EPLI: A Group of 500+ Female Wal-Mart Workers File Bias Claims with EEOC

More than 500 former and current female Wal-Mart Stores Inc. employees filed sex-discrimination claims with the U.S. Equal Employment Opportunity Commission, their attorneys said.

Source: Source: Business Week | Published on February 3, 2012

The filings were made to preserve the women’s claims over pay and promotions against the world’s largest retailer after the U.S. Supreme Court last year said their cases couldn’t be litigated in a nationwide class-action, or group, lawsuit.

“The fight continues to seek justice for the women employees of Wal-Mart,” two of their lawyers, Joseph M. Sellers and Brad Seligman, said in a statement announcing the number of EEOC claims filed through Jan. 27.

The Supreme Court, in a 5-4 decision June 20, said the women failed to show a common corporate policy that led to discrimination against workers at thousands of Wal-Mart and Sam’s Club stores across the U.S.

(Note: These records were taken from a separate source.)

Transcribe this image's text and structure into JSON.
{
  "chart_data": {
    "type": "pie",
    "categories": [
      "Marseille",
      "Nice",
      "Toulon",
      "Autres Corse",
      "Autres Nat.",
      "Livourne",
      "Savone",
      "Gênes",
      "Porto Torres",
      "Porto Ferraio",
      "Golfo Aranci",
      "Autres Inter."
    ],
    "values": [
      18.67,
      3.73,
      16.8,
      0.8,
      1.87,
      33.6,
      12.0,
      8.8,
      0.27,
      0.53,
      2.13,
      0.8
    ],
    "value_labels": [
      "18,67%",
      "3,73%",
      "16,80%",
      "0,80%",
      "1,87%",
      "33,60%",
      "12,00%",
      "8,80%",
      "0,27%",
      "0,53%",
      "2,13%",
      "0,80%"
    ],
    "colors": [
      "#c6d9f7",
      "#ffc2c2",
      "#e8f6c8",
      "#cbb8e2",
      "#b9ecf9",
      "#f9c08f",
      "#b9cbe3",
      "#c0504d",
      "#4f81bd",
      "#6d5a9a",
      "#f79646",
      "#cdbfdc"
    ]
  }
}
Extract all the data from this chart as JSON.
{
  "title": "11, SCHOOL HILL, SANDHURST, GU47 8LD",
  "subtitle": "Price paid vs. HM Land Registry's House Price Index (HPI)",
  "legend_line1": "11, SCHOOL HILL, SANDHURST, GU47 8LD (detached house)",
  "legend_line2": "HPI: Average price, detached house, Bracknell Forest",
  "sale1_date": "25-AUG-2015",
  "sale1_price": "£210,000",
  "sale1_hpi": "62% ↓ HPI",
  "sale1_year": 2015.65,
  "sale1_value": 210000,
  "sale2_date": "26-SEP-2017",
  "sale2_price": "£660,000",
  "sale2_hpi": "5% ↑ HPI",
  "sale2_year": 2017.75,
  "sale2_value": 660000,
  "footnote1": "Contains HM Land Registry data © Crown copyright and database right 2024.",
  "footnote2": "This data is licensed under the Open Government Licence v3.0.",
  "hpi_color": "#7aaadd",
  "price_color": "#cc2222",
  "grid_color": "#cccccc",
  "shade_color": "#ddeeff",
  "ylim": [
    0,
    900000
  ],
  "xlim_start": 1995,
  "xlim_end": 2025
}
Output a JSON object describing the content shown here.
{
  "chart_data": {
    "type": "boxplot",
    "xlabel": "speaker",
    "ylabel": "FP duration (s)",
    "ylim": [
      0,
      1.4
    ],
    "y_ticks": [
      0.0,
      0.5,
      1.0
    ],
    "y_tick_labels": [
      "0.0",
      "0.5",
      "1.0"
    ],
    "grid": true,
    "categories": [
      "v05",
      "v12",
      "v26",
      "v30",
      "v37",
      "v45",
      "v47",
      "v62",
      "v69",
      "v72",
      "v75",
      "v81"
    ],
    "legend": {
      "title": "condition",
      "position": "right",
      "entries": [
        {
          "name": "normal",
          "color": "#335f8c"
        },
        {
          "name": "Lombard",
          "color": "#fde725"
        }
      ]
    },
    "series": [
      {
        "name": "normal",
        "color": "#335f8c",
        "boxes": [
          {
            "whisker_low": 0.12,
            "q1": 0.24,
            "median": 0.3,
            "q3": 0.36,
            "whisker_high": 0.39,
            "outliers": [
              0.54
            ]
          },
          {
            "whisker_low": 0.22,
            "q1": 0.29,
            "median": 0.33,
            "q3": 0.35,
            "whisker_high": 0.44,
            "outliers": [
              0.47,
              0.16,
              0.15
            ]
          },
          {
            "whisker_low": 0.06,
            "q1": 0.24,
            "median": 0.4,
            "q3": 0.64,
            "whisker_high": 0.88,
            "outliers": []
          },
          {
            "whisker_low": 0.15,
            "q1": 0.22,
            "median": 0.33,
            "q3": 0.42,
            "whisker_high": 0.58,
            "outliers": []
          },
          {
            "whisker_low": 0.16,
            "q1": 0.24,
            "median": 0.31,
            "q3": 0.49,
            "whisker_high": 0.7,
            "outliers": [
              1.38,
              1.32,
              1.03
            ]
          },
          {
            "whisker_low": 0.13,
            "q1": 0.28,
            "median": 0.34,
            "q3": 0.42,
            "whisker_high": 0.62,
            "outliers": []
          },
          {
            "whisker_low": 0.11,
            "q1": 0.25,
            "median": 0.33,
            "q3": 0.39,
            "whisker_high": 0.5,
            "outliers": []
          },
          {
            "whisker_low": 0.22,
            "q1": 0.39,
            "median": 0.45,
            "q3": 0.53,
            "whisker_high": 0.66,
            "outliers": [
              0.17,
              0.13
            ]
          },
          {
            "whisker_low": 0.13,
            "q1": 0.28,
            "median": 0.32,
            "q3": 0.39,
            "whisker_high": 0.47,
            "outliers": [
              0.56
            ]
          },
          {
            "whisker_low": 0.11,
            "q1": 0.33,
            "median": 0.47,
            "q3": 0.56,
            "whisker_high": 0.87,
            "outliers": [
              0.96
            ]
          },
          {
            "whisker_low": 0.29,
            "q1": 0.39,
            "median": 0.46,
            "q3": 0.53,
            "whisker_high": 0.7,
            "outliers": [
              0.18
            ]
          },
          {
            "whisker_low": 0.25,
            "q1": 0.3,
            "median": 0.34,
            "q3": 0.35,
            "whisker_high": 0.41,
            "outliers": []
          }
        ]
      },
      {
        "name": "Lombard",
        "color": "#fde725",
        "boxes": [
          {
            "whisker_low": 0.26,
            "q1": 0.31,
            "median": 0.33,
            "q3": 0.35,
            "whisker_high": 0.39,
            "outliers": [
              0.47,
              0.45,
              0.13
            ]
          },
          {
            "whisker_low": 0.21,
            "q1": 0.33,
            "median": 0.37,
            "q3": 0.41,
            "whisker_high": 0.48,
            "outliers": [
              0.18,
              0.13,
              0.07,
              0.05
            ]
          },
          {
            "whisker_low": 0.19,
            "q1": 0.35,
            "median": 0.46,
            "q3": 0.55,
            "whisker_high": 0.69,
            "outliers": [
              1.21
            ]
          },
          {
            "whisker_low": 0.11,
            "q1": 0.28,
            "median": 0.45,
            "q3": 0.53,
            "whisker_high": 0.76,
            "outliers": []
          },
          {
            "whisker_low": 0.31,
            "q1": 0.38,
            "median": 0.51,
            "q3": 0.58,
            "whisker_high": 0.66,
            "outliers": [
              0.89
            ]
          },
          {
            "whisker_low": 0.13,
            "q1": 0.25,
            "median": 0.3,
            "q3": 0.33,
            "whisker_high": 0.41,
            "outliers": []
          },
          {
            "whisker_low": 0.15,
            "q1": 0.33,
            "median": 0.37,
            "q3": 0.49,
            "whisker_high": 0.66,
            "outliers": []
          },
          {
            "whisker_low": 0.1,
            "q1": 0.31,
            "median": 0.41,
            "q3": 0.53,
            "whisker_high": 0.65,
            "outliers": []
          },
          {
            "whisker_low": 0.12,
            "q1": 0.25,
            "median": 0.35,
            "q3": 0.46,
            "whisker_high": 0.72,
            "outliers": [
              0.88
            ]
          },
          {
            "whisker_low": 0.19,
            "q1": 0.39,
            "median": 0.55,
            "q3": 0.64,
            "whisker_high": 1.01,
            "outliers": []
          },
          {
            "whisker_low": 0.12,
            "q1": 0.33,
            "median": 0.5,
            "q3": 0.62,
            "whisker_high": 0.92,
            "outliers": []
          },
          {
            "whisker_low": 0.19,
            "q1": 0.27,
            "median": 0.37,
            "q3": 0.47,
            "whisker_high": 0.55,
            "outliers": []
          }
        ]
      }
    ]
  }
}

The workers “provide no convincing proof of a company-wide discriminatory pay and promotion policy,” said Justice Antonin Scalia in the court’s majority opinion. Such a policy would help justify allowing the claims to proceed as one lawsuit.

While the justices voted to reverse a lower court ruling allowing the women to sue as a group, four members of the high court said they’d have ordered further proceedings.

‘Legitimate Claim’

“Anyone with a legitimate claim should have their day in court,” Greg Rossiter, a spokesman for Bentonville, Arkansas- based Wal-Mart, said today in a telephone interview. “These claims have never been heard on their merits.”

Seligman said after the June ruling that “thousands of claims” remained to be filed.

Those individuals who have filed claims thus far are from Alabama, Arkansas, Georgia, Mississippi and North Carolina, the attorneys said today, adding that Jan. 27 was a deadline for women living in those states to do so. Those in other states have until May 25 to do so, Seligman and Sellers said in their statement today.

Justine Lisser, a Washington-based spokeswoman for the EEOC, said she couldn’t confirm the accuracy of the figures provided by the lawyers for the Wal-Mart claimants.

“The charge process is confidential,” as required by law, from the filing of claims through investigation and disposition, she said. That changes if the agency files a lawsuit, Lisser said, because the court filings are a matter of public record.